06.04.2013 à 16:34

Crise de la detteRome va payer 40 milliards d’arriérés à ses fournisseurs

Le chef du gouvernement Mario Monti a annoncé que l'Italie allait rembourser 40 milliards d’arriérés à ses fournisseurs afin de relancer l’économie plongée dans une profonde récession.

En terme de retards mis par l’Etat à payer ses fournisseurs, «l’Italie se trouve dans la même situation et même légèrement pire que le Portugal, l’Espagne ou la Grèce, a reconnu Mario Monti.
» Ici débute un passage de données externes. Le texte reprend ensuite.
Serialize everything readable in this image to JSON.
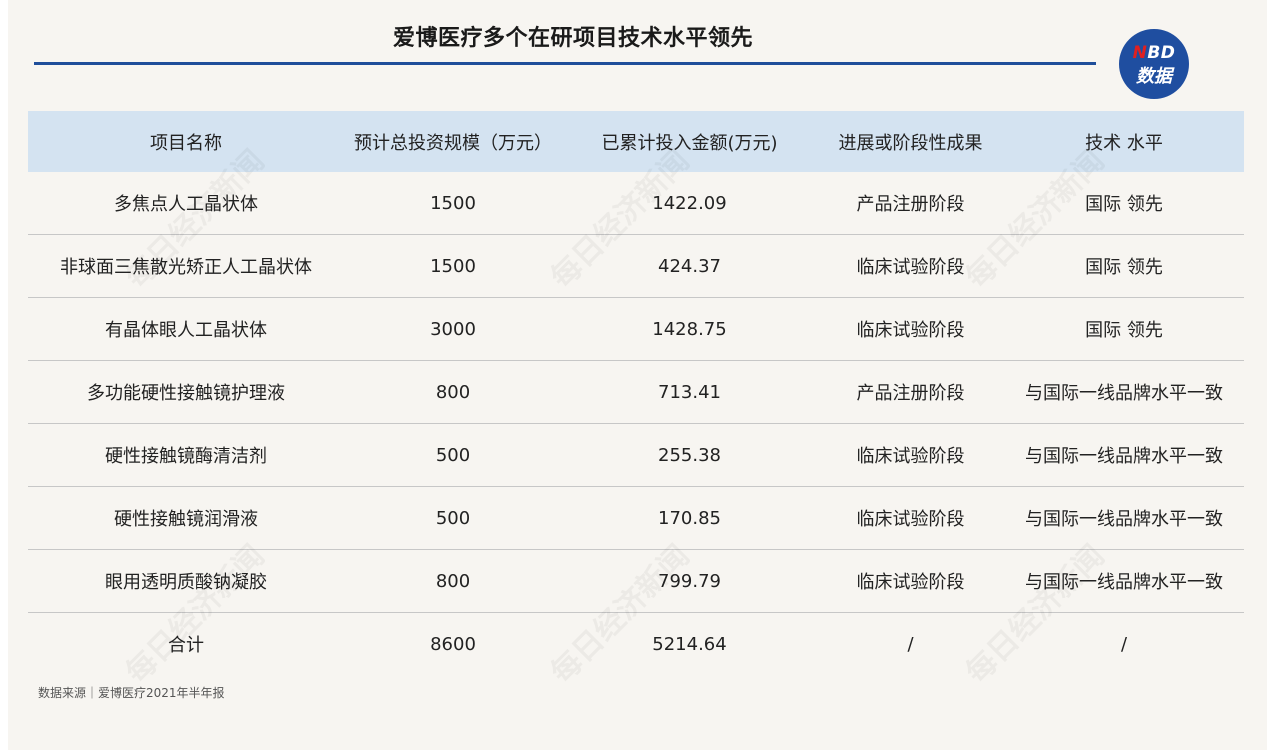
{
  "title": "爱博医疗多个在研项目技术水平领先",
  "logo": {
    "line1_n": "N",
    "line1_rest": "BD",
    "line2": "数据"
  },
  "watermark": "每日经济新闻",
  "source": "数据来源｜爱博医疗2021年半年报",
  "colors": {
    "header_bg": "#d4e3f1",
    "rule": "#1f4e9a",
    "background": "#f7f5f1"
  },
  "chart_data": {
    "type": "table",
    "title": "爱博医疗多个在研项目技术水平领先",
    "columns": [
      "项目名称",
      "预计总投资规模（万元）",
      "已累计投入金额(万元)",
      "进展或阶段性成果",
      "技术 水平"
    ],
    "rows": [
      [
        "多焦点人工晶状体",
        "1500",
        "1422.09",
        "产品注册阶段",
        "国际 领先"
      ],
      [
        "非球面三焦散光矫正人工晶状体",
        "1500",
        "424.37",
        "临床试验阶段",
        "国际 领先"
      ],
      [
        "有晶体眼人工晶状体",
        "3000",
        "1428.75",
        "临床试验阶段",
        "国际 领先"
      ],
      [
        "多功能硬性接触镜护理液",
        "800",
        "713.41",
        "产品注册阶段",
        "与国际一线品牌水平一致"
      ],
      [
        "硬性接触镜酶清洁剂",
        "500",
        "255.38",
        "临床试验阶段",
        "与国际一线品牌水平一致"
      ],
      [
        "硬性接触镜润滑液",
        "500",
        "170.85",
        "临床试验阶段",
        "与国际一线品牌水平一致"
      ],
      [
        "眼用透明质酸钠凝胶",
        "800",
        "799.79",
        "临床试验阶段",
        "与国际一线品牌水平一致"
      ],
      [
        "合计",
        "8600",
        "5214.64",
        "/",
        "/"
      ]
    ]
  }
}
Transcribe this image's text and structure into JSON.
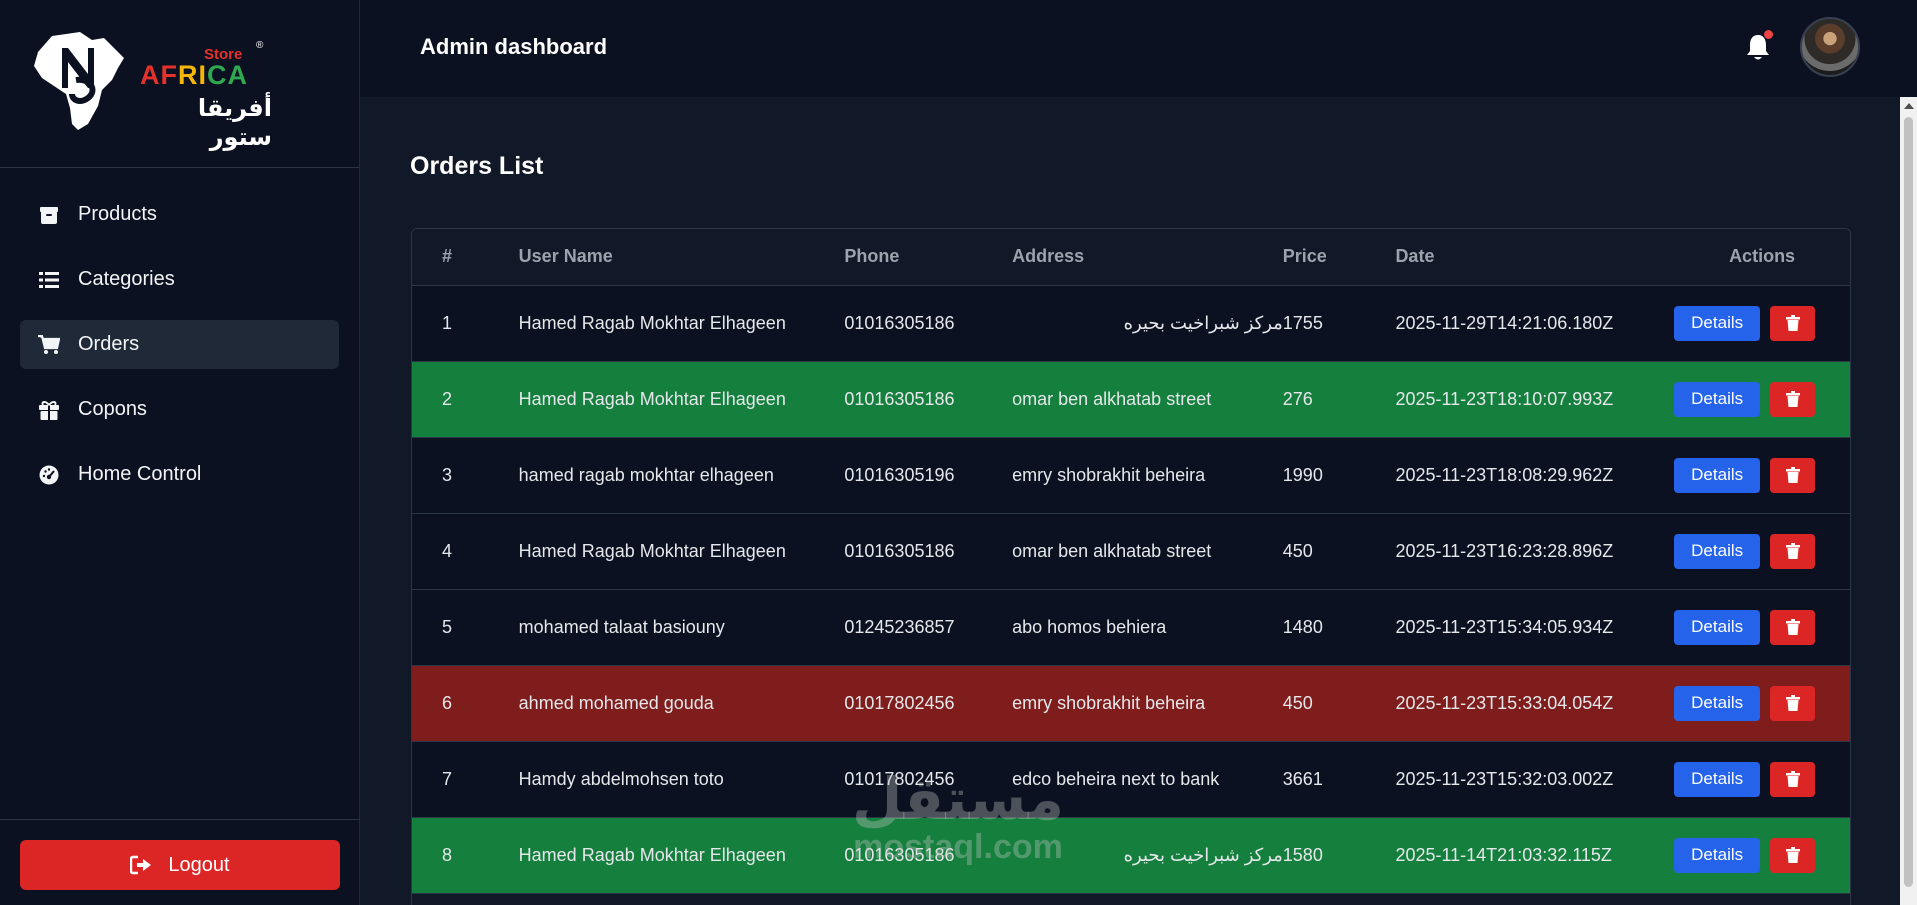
{
  "brand": {
    "store": "Store",
    "reg": "®",
    "africa_letters": [
      {
        "ch": "A",
        "color": "#e5312b"
      },
      {
        "ch": "F",
        "color": "#e5312b"
      },
      {
        "ch": "R",
        "color": "#f5b70a"
      },
      {
        "ch": "I",
        "color": "#f5b70a"
      },
      {
        "ch": "C",
        "color": "#2fa84f"
      },
      {
        "ch": "A",
        "color": "#2fa84f"
      }
    ],
    "arabic": "أفريقا ستور"
  },
  "sidebar": {
    "items": [
      {
        "label": "Products",
        "icon": "box-icon",
        "active": false
      },
      {
        "label": "Categories",
        "icon": "list-icon",
        "active": false
      },
      {
        "label": "Orders",
        "icon": "cart-icon",
        "active": true
      },
      {
        "label": "Copons",
        "icon": "gift-icon",
        "active": false
      },
      {
        "label": "Home Control",
        "icon": "gauge-icon",
        "active": false
      }
    ],
    "logout_label": "Logout"
  },
  "header": {
    "title": "Admin dashboard"
  },
  "main": {
    "title": "Orders List",
    "columns": [
      "#",
      "User Name",
      "Phone",
      "Address",
      "Price",
      "Date",
      "Actions"
    ],
    "details_label": "Details",
    "rows": [
      {
        "num": "1",
        "user": "Hamed Ragab Mokhtar Elhageen",
        "phone": "01016305186",
        "address": "مركز شبراخيت بحيره",
        "price": "1755",
        "date": "2025-11-29T14:21:06.180Z",
        "status": "default"
      },
      {
        "num": "2",
        "user": "Hamed Ragab Mokhtar Elhageen",
        "phone": "01016305186",
        "address": "omar ben alkhatab street",
        "price": "276",
        "date": "2025-11-23T18:10:07.993Z",
        "status": "green"
      },
      {
        "num": "3",
        "user": "hamed ragab mokhtar elhageen",
        "phone": "01016305196",
        "address": "emry shobrakhit beheira",
        "price": "1990",
        "date": "2025-11-23T18:08:29.962Z",
        "status": "default"
      },
      {
        "num": "4",
        "user": "Hamed Ragab Mokhtar Elhageen",
        "phone": "01016305186",
        "address": "omar ben alkhatab street",
        "price": "450",
        "date": "2025-11-23T16:23:28.896Z",
        "status": "default"
      },
      {
        "num": "5",
        "user": "mohamed talaat basiouny",
        "phone": "01245236857",
        "address": "abo homos behiera",
        "price": "1480",
        "date": "2025-11-23T15:34:05.934Z",
        "status": "default"
      },
      {
        "num": "6",
        "user": "ahmed mohamed gouda",
        "phone": "01017802456",
        "address": "emry shobrakhit beheira",
        "price": "450",
        "date": "2025-11-23T15:33:04.054Z",
        "status": "red"
      },
      {
        "num": "7",
        "user": "Hamdy abdelmohsen toto",
        "phone": "01017802456",
        "address": "edco beheira next to bank",
        "price": "3661",
        "date": "2025-11-23T15:32:03.002Z",
        "status": "default"
      },
      {
        "num": "8",
        "user": "Hamed Ragab Mokhtar Elhageen",
        "phone": "01016305186",
        "address": "مركز شبراخيت بحيره",
        "price": "1580",
        "date": "2025-11-14T21:03:32.115Z",
        "status": "green"
      }
    ]
  },
  "watermark": {
    "arabic": "مستقل",
    "latin": "mostaql.com"
  },
  "colors": {
    "accent_blue": "#2563eb",
    "danger_red": "#dc2626",
    "row_green": "#15803d",
    "row_red": "#7f1d1d"
  }
}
En terme de retards mis par l’Etat à payer ses fournisseurs, «l’Italie se trouve dans la même situation et même légèrement pire que le Portugal, l’Espagne ou la Grèce, a reconnu Mario Monti.

Reuters

Le gouvernement italien va rembourser 40 milliards d’arriérés à ses fournisseurs, des entreprises privées. Ceci afin de relancer l’économie plongée dans une profonde récession, a annoncé Mario Monti à l’issue d’une réunion de son conseil des ministres.

«L’Italie a approuvé aujourd’hui un décret urgent pour payer les dettes du secteur public», a déclaré à Rome le chef du gouvernement, ajoutant qu’il convenait de mettre fin à une «situation inacceptable».

Fin 2011, les dettes accumulées par les différentes administrations du pays à l’égard d’entreprises privées étaient évaluées à quelque 90 milliards d’euros.

«Pire que le Portugal, l’Espagne ou la Grèce»

En terme de retards mis par l’Etat à payer ses fournisseurs, «l’Italie se trouve dans la même situation et même légèrement pire que le Portugal, l’Espagne ou la Grèce, et nettement pire que la Grande-Bretagne, l’Allemagne ou la Finlande», a reconnu M. Monti.

«Celà signifie un coût pour le monde des affaires et pour le pays tout entier. C’est vraiment une situation inacceptable», a-t-il ajouté. Le décret prévoit le paiement de 40 milliards d’arriérés dans les douze prochains mois.

De l’avis général, le remboursement, ne serait-ce que partiel des arriérés accumulés par l’Etat à l’égard des entreprises privées, peut apporter un ballon d’oxygène bienvenu à une économie plongée dans une longue et profonde récession (-2,4% en 2012) et où le crédit s’est raréfié ces derniers mois.

Ce dossier est l’un des rares à faire consensus au sein d’une classe politique qui se déchire depuis les élections législatives de février, se montrant incapable de former un gouvernement. En attendant c’est l’ex-commissaire européen, à la tête du gouvernement italien depuis novembre 2011, qui expédie les affaires courantes.